Tínhamos fotografias que mostravam os engenheiros da Gulf Oil, em Cabinda, a embarcarem num avião militar cubano protegido por soldados comunistas cubanos armados. É um consórcio petrolífero americano de que fazem parte certos membros distintos da Trilateral, que ajuda a conservar no poder o governo mestiço pró-soviético de Angola...
É uma das contradições da história de um conflito importante. O dinheiro vem à frente de tudo para certos capitalistas que acreditam só no oiro. Ignoram a guerra revolucionária. Não a querem conhecer. (...)
O.- Em 1974, tinha informações sobre o que se preparava em Portugal, ou foi apanhado desprevenido pela revolução dos Cravos?
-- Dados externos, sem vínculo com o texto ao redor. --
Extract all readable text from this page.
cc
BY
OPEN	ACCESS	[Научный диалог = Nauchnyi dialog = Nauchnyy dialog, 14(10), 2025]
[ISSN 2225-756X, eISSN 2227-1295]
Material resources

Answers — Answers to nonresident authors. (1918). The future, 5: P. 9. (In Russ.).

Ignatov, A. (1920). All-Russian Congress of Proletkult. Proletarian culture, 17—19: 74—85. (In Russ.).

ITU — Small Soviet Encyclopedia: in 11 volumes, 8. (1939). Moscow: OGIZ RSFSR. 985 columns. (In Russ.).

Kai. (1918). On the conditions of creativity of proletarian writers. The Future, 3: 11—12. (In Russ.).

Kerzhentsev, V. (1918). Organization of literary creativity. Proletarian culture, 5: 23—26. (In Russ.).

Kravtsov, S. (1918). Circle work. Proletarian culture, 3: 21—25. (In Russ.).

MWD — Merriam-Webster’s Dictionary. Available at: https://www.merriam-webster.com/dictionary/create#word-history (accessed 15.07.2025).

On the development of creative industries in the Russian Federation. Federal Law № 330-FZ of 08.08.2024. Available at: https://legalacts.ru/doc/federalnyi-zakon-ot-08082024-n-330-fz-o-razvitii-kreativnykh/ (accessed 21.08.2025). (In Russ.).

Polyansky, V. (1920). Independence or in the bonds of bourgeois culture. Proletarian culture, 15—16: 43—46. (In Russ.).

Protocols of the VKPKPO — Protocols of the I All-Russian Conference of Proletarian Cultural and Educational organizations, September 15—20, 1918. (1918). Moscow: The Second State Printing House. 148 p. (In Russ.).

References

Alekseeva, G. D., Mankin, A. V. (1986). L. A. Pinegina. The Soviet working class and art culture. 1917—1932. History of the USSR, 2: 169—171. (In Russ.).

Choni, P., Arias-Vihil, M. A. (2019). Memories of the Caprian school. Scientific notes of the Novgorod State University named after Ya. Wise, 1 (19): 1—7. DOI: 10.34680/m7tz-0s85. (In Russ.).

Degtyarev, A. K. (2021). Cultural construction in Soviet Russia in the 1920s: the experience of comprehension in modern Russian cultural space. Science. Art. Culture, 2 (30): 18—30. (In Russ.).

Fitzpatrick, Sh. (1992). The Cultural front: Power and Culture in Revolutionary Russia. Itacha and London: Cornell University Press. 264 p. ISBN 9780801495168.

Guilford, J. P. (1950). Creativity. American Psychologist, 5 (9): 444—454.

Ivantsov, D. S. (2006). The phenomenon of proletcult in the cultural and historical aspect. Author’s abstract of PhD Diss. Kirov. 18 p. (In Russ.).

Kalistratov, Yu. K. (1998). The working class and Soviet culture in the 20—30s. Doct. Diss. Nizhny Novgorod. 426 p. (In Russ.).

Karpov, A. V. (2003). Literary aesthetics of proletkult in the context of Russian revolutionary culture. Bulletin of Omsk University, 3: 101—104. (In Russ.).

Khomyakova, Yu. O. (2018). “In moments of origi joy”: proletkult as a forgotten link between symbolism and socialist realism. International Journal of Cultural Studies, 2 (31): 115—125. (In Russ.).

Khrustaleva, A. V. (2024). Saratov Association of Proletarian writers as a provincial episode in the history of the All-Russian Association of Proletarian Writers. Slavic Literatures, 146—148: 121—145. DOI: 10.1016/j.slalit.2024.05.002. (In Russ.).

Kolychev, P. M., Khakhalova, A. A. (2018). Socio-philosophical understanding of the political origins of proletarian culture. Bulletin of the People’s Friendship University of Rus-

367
M. - A fraqueza dos regimes autocráticos ou ditatoriais reside no facto de eles assentarem sobre uma só pessoa, em geral na do fundador. Foi por isso que Hitler e Mussolini, chefes carismáticos muito populares em dado momento, não conseguiram dar continuidade aos seus sistemas, abstraindo das vicissitudes dos seus destinos, porque lhes faltava o elemento essencial que constitui uma filosofia, uma religião. O comunismo soviético tirou o modelo das grandes religiões. Tem, salvo o devido respeito, um papa, um colégio de cardeais, o Politburo, a assembleia dos arcebispos e bispos, o comité central e os seus secretariados especializados. tem também o K.G.B. que se assemelha "mutatis mutandis" à Santa Inquisição e que tem como uma das tarefas principais, se não a principal -não o esqueçamos - estar atento aos divisionismos que surjam e que podem degenerar em sismas. Como já aconteceu. É preciso compreender bem que a semelhança com a organização da Igreja católica é surpreendente.
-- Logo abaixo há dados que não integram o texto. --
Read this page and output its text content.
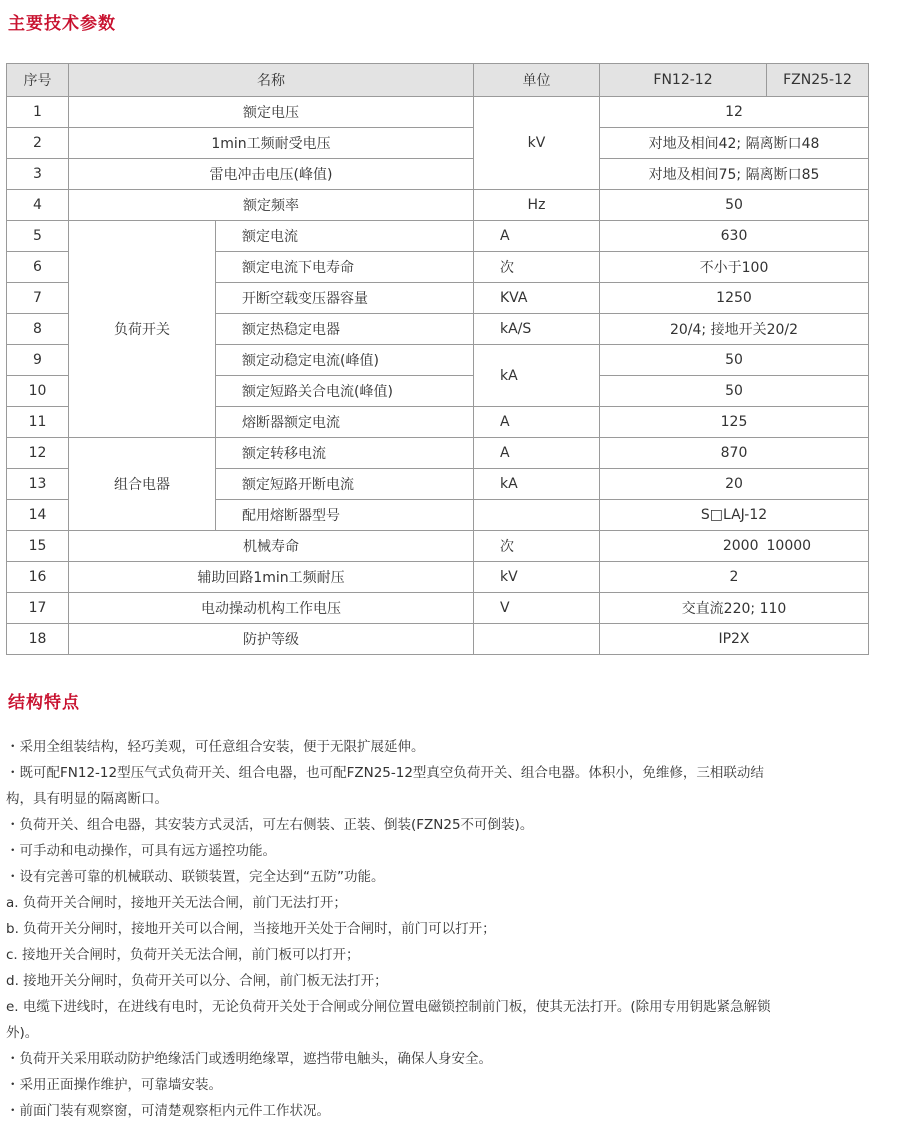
主要技术参数
序号	名称		单位	FN12-12	FZN25-12
1	额定电压		kV	12	
2	1min工频耐受电压			对地及相间42; 隔离断口48	
3	雷电冲击电压(峰值)			对地及相间75; 隔离断口85	
4	额定频率		Hz	50	
5	负荷开关	额定电流	A	630	
6		额定电流下电寿命	次	不小于100	
7		开断空载变压器容量	KVA	1250	
8		额定热稳定电器	kA/S	20/4; 接地开关20/2	
9		额定动稳定电流(峰值)	kA	50	
10		额定短路关合电流(峰值)		50	
11		熔断器额定电流	A	125	
12	组合电器	额定转移电流	A	870	
13		额定短路开断电流	kA	20	
14		配用熔断器型号		S□LAJ-12	
15	机械寿命		次	2000	10000
16	辅助回路1min工频耐压		kV	2	
17	电动操动机构工作电压		V	交直流220; 110	
18	防护等级			IP2X	
结构特点

・采用全组装结构，轻巧美观，可任意组合安装，便于无限扩展延伸。

・既可配FN12-12型压气式负荷开关、组合电器，也可配FZN25-12型真空负荷开关、组合电器。体积小，免维修，三相联动结

构，具有明显的隔离断口。

・负荷开关、组合电器，其安装方式灵活，可左右侧装、正装、倒装(FZN25不可倒装)。

・可手动和电动操作，可具有远方遥控功能。

・设有完善可靠的机械联动、联锁装置，完全达到“五防”功能。

a. 负荷开关合闸时，接地开关无法合闸，前门无法打开；

b. 负荷开关分闸时，接地开关可以合闸，当接地开关处于合闸时，前门可以打开；

c. 接地开关合闸时，负荷开关无法合闸，前门板可以打开；

d. 接地开关分闸时，负荷开关可以分、合闸，前门板无法打开；

e. 电缆下进线时，在进线有电时，无论负荷开关处于合闸或分闸位置电磁锁控制前门板，使其无法打开。(除用专用钥匙紧急解锁

外)。

・负荷开关采用联动防护绝缘活门或透明绝缘罩，遮挡带电触头，确保人身安全。

・采用正面操作维护，可靠墙安装。

・前面门装有观察窗，可清楚观察柜内元件工作状况。
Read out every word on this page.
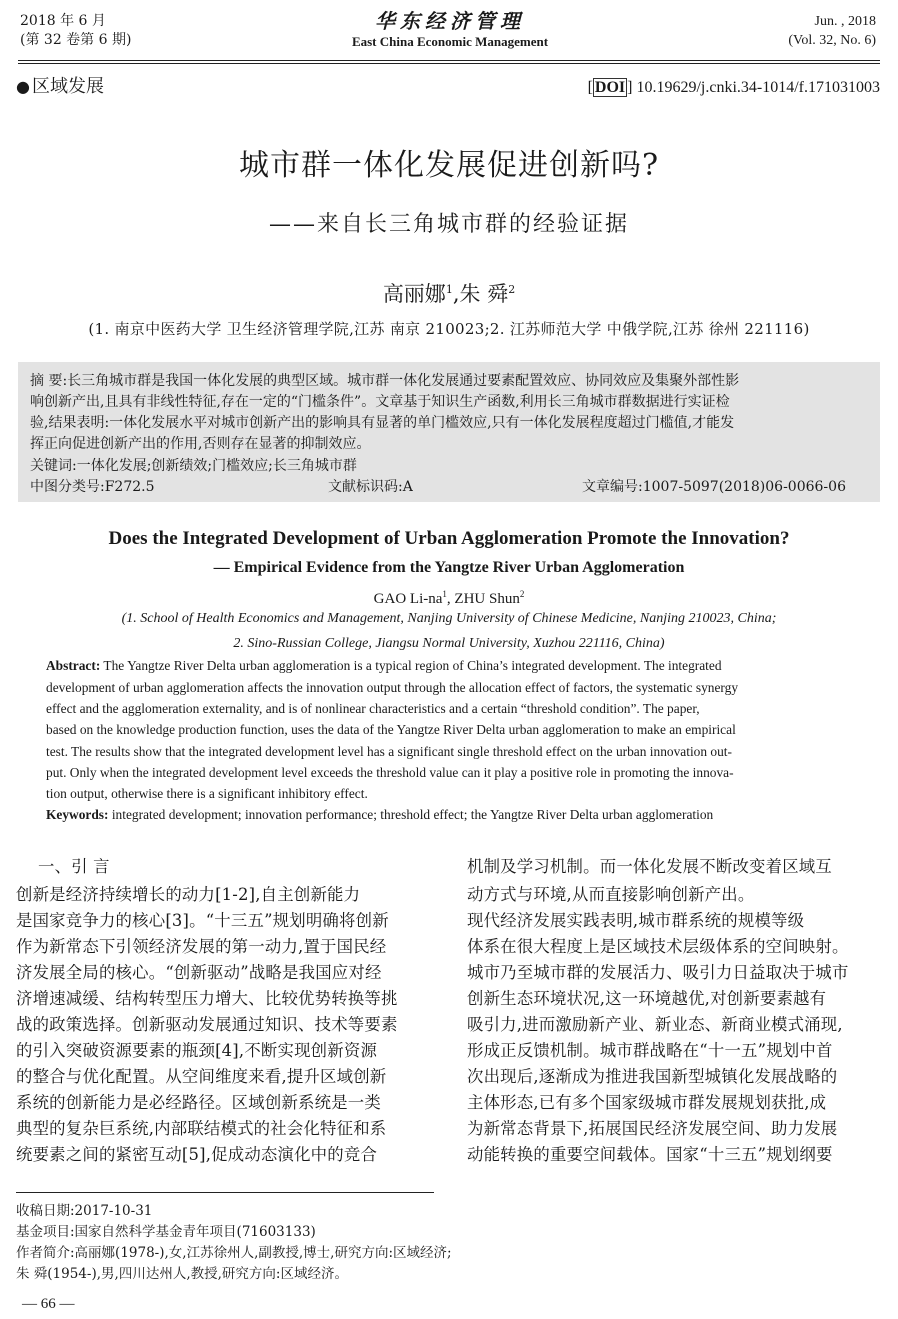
2018 年 6 月
(第 32 卷第 6 期)
华东经济管理
East China Economic Management
Jun. , 2018
(Vol. 32, No. 6)
● 区域发展	[ DOI ] 10.19629/j.cnki.34-1014/f.171031003
城市群一体化发展促进创新吗?
——来自长三角城市群的经验证据
高丽娜$^1$,朱 舜$^2$
(1. 南京中医药大学 卫生经济管理学院,江苏 南京 210023;2. 江苏师范大学 中俄学院,江苏 徐州 221116)
摘 要:长三角城市群是我国一体化发展的典型区域。城市群一体化发展通过要素配置效应、协同效应及集聚外部性影
响创新产出,且具有非线性特征,存在一定的“门槛条件”。文章基于知识生产函数,利用长三角城市群数据进行实证检
验,结果表明:一体化发展水平对城市创新产出的影响具有显著的单门槛效应,只有一体化发展程度超过门槛值,才能发
挥正向促进创新产出的作用,否则存在显著的抑制效应。
关键词:一体化发展;创新绩效;门槛效应;长三角城市群
中图分类号:F272.5	文献标识码:A	文章编号:1007-5097(2018)06-0066-06
Does the Integrated Development of Urban Agglomeration Promote the Innovation?
— Empirical Evidence from the Yangtze River Urban Agglomeration
GAO $Li-na^1$, ZHU Shun$^2$
(1. School of Health Economics and Management, Nanjing University of Chinese Medicine, Nanjing 210023, China;
2. Sino-Russian College, Jiangsu Normal University, Xuzhou 221116, China)
Abstract: The Yangtze River Delta urban agglomeration is a typical region of China’s integrated development. The integrated
development of urban agglomeration affects the innovation output through the allocation effect of factors, the systematic synergy
effect and the agglomeration externality, and is of nonlinear characteristics and a certain “threshold condition”. The paper,
based on the knowledge production function, uses the data of the Yangtze River Delta urban agglomeration to make an empirical
test. The results show that the integrated development level has a significant single threshold effect on the urban innovation out-
put. Only when the integrated development level exceeds the threshold value can it play a positive role in promoting the innova-
tion output, otherwise there is a significant inhibitory effect.
Keywords: integrated development; innovation performance; threshold effect; the Yangtze River Delta urban agglomeration
一、引 言
创新是经济持续增长的动力[1-2],自主创新能力
是国家竞争力的核心[3]。“十三五”规划明确将创新
作为新常态下引领经济发展的第一动力,置于国民经
济发展全局的核心。“创新驱动”战略是我国应对经
济增速减缓、结构转型压力增大、比较优势转换等挑
战的政策选择。创新驱动发展通过知识、技术等要素
的引入突破资源要素的瓶颈[4],不断实现创新资源
的整合与优化配置。从空间维度来看,提升区域创新
系统的创新能力是必经路径。区域创新系统是一类
典型的复杂巨系统,内部联结模式的社会化特征和系
统要素之间的紧密互动[5],促成动态演化中的竞合
机制及学习机制。而一体化发展不断改变着区域互
动方式与环境,从而直接影响创新产出。
现代经济发展实践表明,城市群系统的规模等级
体系在很大程度上是区域技术层级体系的空间映射。
城市乃至城市群的发展活力、吸引力日益取决于城市
创新生态环境状况,这一环境越优,对创新要素越有
吸引力,进而激励新产业、新业态、新商业模式涌现,
形成正反馈机制。城市群战略在“十一五”规划中首
次出现后,逐渐成为推进我国新型城镇化发展战略的
主体形态,已有多个国家级城市群发展规划获批,成
为新常态背景下,拓展国民经济发展空间、助力发展
动能转换的重要空间载体。国家“十三五”规划纲要
收稿日期:2017-10-31
基金项目:国家自然科学基金青年项目(71603133)
作者简介:高丽娜(1978-),女,江苏徐州人,副教授,博士,研究方向:区域经济;
朱 舜(1954-),男,四川达州人,教授,研究方向:区域经济。
— 66 —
Poderíamos acrescentar que tem igualmente os seus missionários e os seus mártires. A grande diferença é que a Igreja deles não tem Deus e estão perdidos por uma razão bem simpes. Vê-se que todas as Igrejas tiveram a prudência de não prometer a verdadeira felicidade senão depois da morte. Eles estão perdidos por terem prometido a felicidade sobre a terra, porque são incapazes de nos dar sequer uma amostra...
Para voltar ao canteiro dos cravos da revolução portuguesa, sabia-se, na altura, que o regime envelhecia ao mesmo ritmo que Salazar. Estávamos bem informados sobre a revolução que se preparava, não só em Portugal mas no seu império ultramarino: Angola, Cabo verde, Macau, Moçambique, São Tomé e Príncipe, Guiné e Timor. O enclave indiano de Goa já se fora. Angola, Moçambique e a Guiné portuguesa íam desaparecer e a parte portuguesa da ilha de Timor ia-se tornar indonésia.
O. - Os serviços franceses mantinham laços tradicionais com a PIDE, a polícia secreta portuguesa?
M.- O patrão da PIDE era um senhor B., que me visitava uma vez por ano.
Chegou uma manhã ao meu gabinete no aquartelamento de Tourells -ele tinha cultura francesa - e disse-me: "Paris é maravilhoso, está um tempo lindo, a vida é bela!". Era verdade, porque eu tinha aberto as janelas e os passarinhos cantavam. Disse-lhe: "caro Sr. B., sente-se." E pergunto-lhe: "Está ao coprrente do que se passa em Portugal?" Responde: "Não, que é que se passa?" Digo:"Há uma revolução." levanta-se como esticado por uma mola: "Não é possível!" -"Ora, não sabe?" Ele responde-me: "Não!"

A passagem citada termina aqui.